Even your organization’s name has it all wrong…  Nowhere within any of our founding documents are the phrases or concepts of “Freedom From Religion” found.  Neither will you find the separation of Church and State a concept engraved upon the soul of that document or its amendments.  The first amendment simply provides for those with a religious desire to exercise that freely.  The actual wording states:

“Congress shall make no law respecting an establishment of religion, or prohibiting the free exercise thereof; or abridging the freedom of speech, or of the press; or the right of the people peaceably to assemble, and to petition the Government for a redress of grievances.”

For once in your life take a look at that statement and read it for what it actually says, not what you hope it to say.  It simply says Congress shall make no law establishing an official religion, nor shall it make any law prohibiting the practicing of any religion.  Your own bias and misguided view of the document places a non-existent restraint on the ability of any government official to choose how they wish to exercise their own faith, whatever it may be, so long as they do not establish it as an official religion of the nation.

I know you as an organization are not so ignorant that you do not know the history of the phrase “separation of church and state.”  I can only conclude, then, that it is with willful malice that you seek to mislead my fellow countrymen as to the intentions of the Constitution of these United States and the Amendments thereto.  You must look, in context, at the message from Jefferson the Danbury Baptists and realize that the “wall of separation” mentioned has more to do with assuring those in that religious minority that the Government would let them be and allow them to worship as they saw fit than it has to do with whether or not the Government itself was allowed, in any way, to worship or pay respects to any deity, most likely at the time to be the God of the Christians.

 To prove my point I will end my rebuttal to your answer with the actual text of the letters, which show unerringly the meaning behind Jefferson’s words and will hopefully clarify the subject for many of my fellow citizens of these great United States.

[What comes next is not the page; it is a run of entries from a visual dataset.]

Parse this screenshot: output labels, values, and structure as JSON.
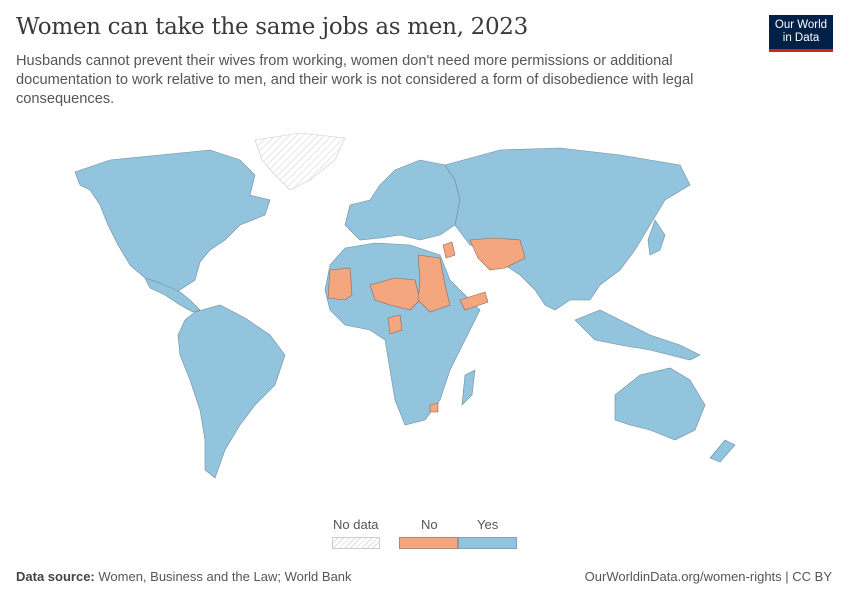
{
  "header": {
    "title": "Women can take the same jobs as men, 2023",
    "subtitle": "Husbands cannot prevent their wives from working, women don't need more permissions or additional documentation to work relative to men, and their work is not considered a form of disobedience with legal consequences.",
    "logo": "Our World in Data"
  },
  "legend": {
    "no_data": "No data",
    "no": "No",
    "yes": "Yes",
    "colors": {
      "no_data": "#ffffff",
      "no": "#f4a67f",
      "yes": "#93c4dd"
    }
  },
  "footer": {
    "source_label": "Data source:",
    "source": "Women, Business and the Law; World Bank",
    "link": "OurWorldinData.org/women-rights | CC BY"
  }
}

In an 1802 letter from Thomas Jefferson as sitting President to the Danbury Baptists:

“Believing with you that religion is a matter which lies solely between man and his god, that he owes account to none other for his faith or his worship, that the legitimate powers of government reach actions only, and not opinions, I contemplate with sovereign reverence that act of the whole American people which declared that their “legislature” should “make no law respecting an establishment of religion, or prohibiting the free exercise thereof,” thus building a wall of separation between church and State. Adhering to this expression of the supreme will of the nation in behalf of the rights of conscience, I shall see with sincere satisfaction the progress of those sentiments which tend to restore to man all his natural rights, convinced he has no natural right in opposition to his social duties.”

Writing to another church, the Virginia Baptists, he wrote in 1808:

“We have solved, by fair experiment, the great and interesting question whether freedom of religion is compatible with order in government and obedience to the laws. And we have experienced the quiet as well as the comfort which results from leaving every one to profess freely and openly those principles of religion which are the inductions of his own reason and the serious convictions of his own inquiries.”

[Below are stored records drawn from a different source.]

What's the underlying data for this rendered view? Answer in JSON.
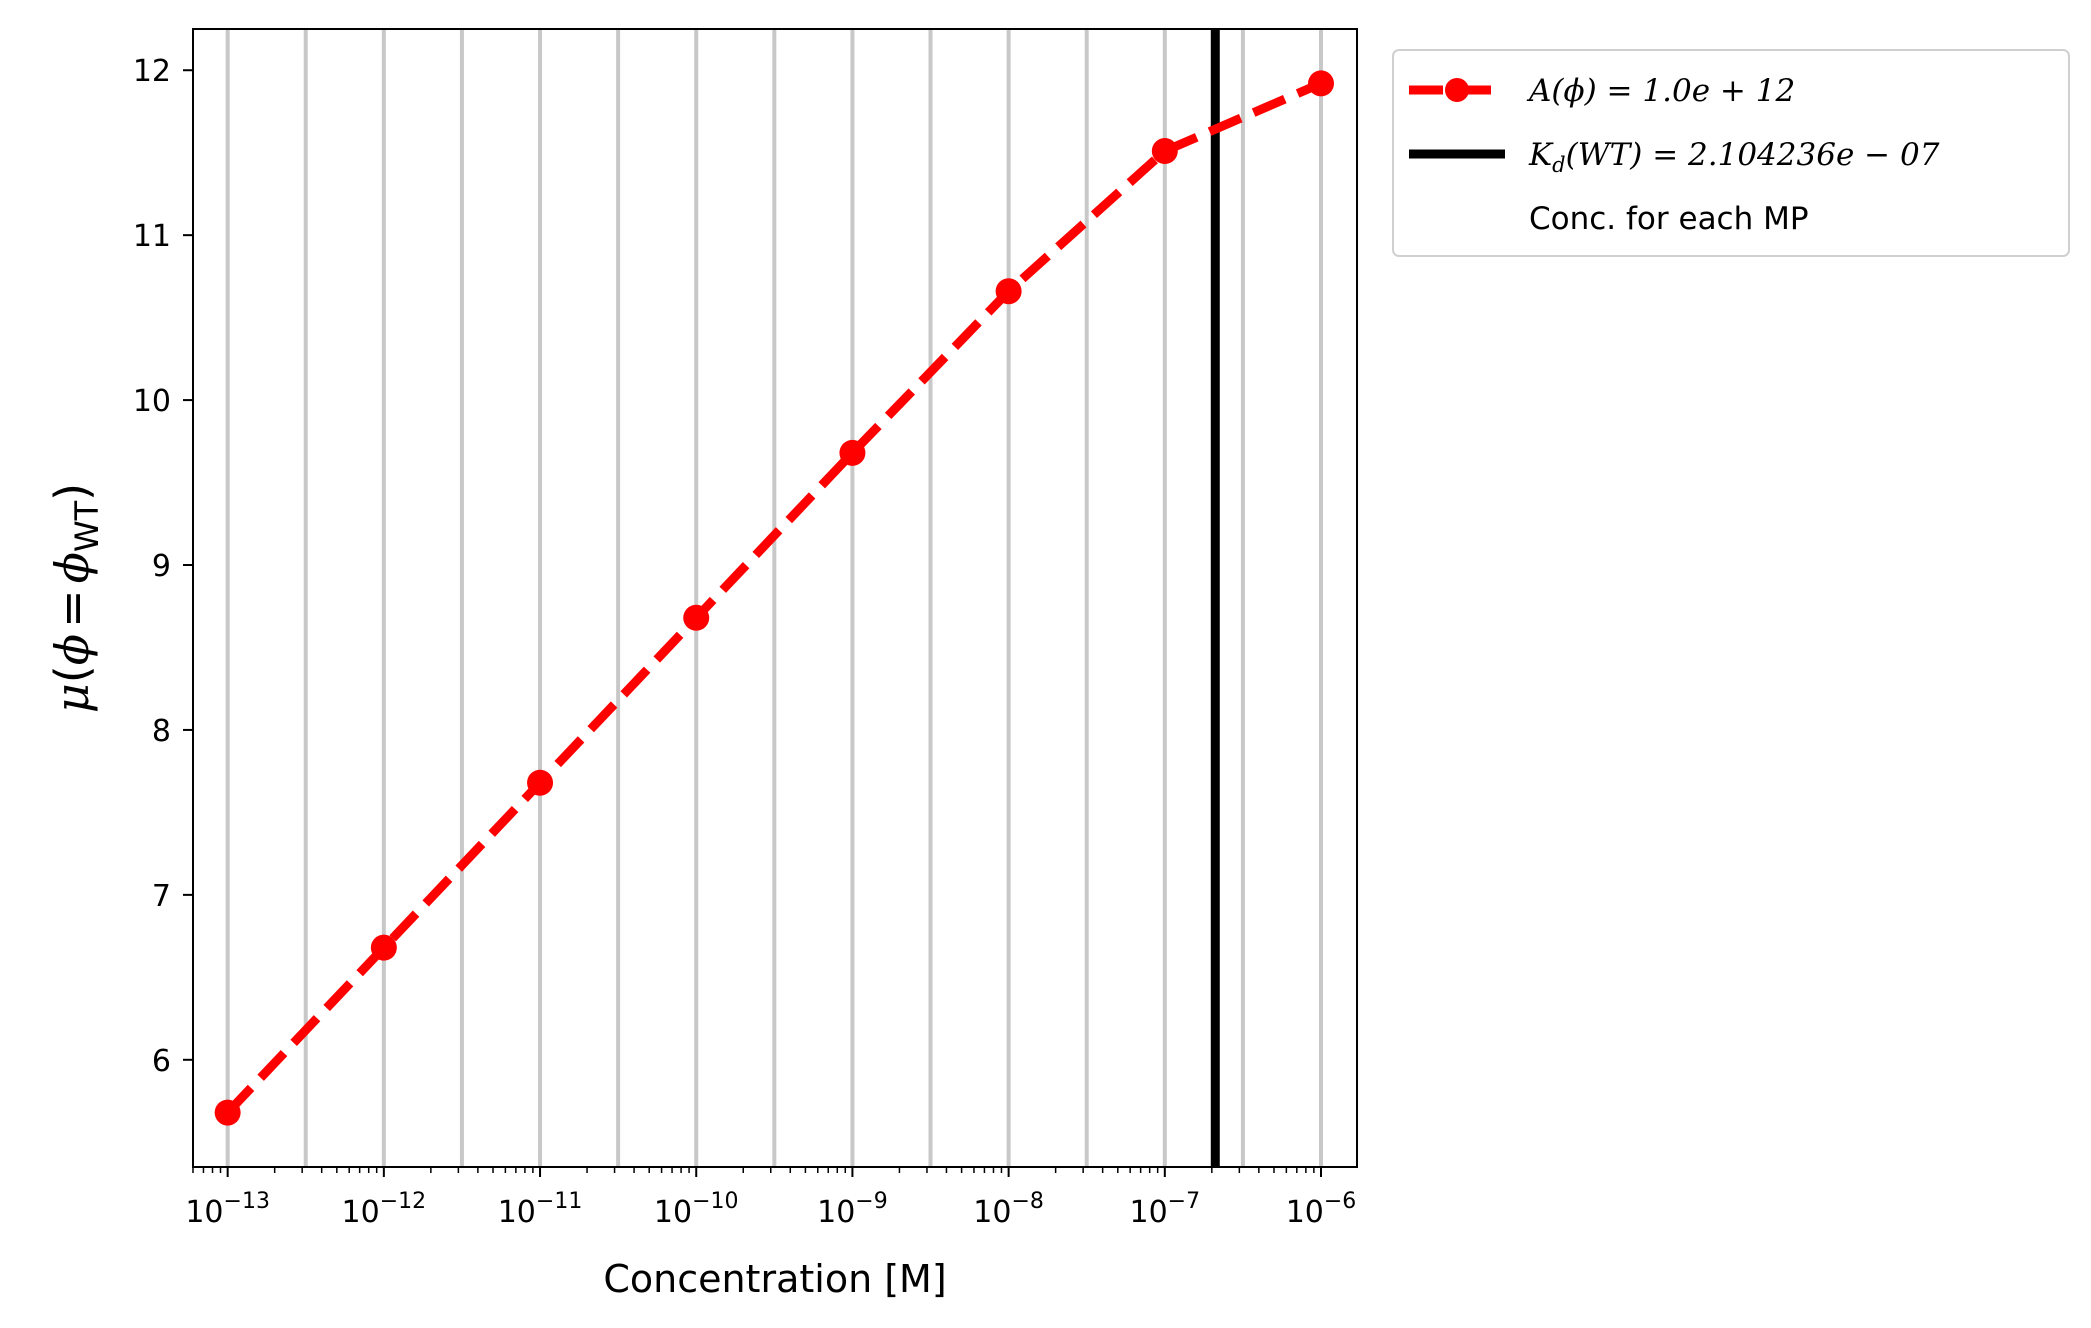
{
  "chart_data": {
    "type": "line",
    "xscale": "log",
    "x_tick_exponents": [
      -13,
      -12,
      -11,
      -10,
      -9,
      -8,
      -7,
      -6
    ],
    "x_tick_base": "10",
    "xlim": [
      6e-14,
      1.7e-06
    ],
    "ylim": [
      5.35,
      12.25
    ],
    "y_ticks": [
      6,
      7,
      8,
      9,
      10,
      11,
      12
    ],
    "xlabel": "Concentration [M]",
    "ylabel": {
      "mu": "μ",
      "phi": "ϕ",
      "equals": "=",
      "sub": "WT"
    },
    "grid": "vertical lines at each MP concentration",
    "mp_concentrations": [
      1e-13,
      3.162e-13,
      1e-12,
      3.162e-12,
      1e-11,
      3.162e-11,
      1e-10,
      3.162e-10,
      1e-09,
      3.162e-09,
      1e-08,
      3.162e-08,
      1e-07,
      3.162e-07,
      1e-06
    ],
    "series": [
      {
        "name": "A(ϕ) = 1.0e + 12",
        "color": "#ff0000",
        "style": "dashed",
        "marker": "circle",
        "x": [
          1e-13,
          1e-12,
          1e-11,
          1e-10,
          1e-09,
          1e-08,
          1e-07,
          1e-06
        ],
        "y": [
          5.68,
          6.68,
          7.68,
          8.68,
          9.68,
          10.66,
          11.51,
          11.92
        ]
      }
    ],
    "kd_line": {
      "label_main": "K",
      "label_sub": "d",
      "label_rest": "(WT) = 2.104236e − 07",
      "x": 2.104236e-07,
      "color": "#000000"
    },
    "legend": {
      "position": "outside upper right",
      "entries": [
        "A(ϕ) = 1.0e + 12",
        "K_d(WT) = 2.104236e − 07",
        "Conc. for each MP"
      ],
      "mp_entry": "Conc. for each MP"
    },
    "colors": {
      "series": "#ff0000",
      "kd": "#000000",
      "grid": "#c8c8c8"
    }
  }
}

Clearly we can see by the actual texts of the Constitution, the First Amendment and the letters where the separation of church and state is mentioned that this idea that the Church and the State should be unswervingly separate is a fallacious idea and should not be propagated any further.

I will, as a Christian and an American, always fight for the right of any Muslim, Hindu, Agnostic, Atheist and any other religion to practice that religion freely, regardless of their status or station within our government, so long as they don’t force me to participate with them.  Which by the way, having an “Evangelical” Christian preside over an inaugural prayer is not forcing anyone to participate, simply don’t listen, or listen but disagree with anything he says, the choice is yours, freely to make.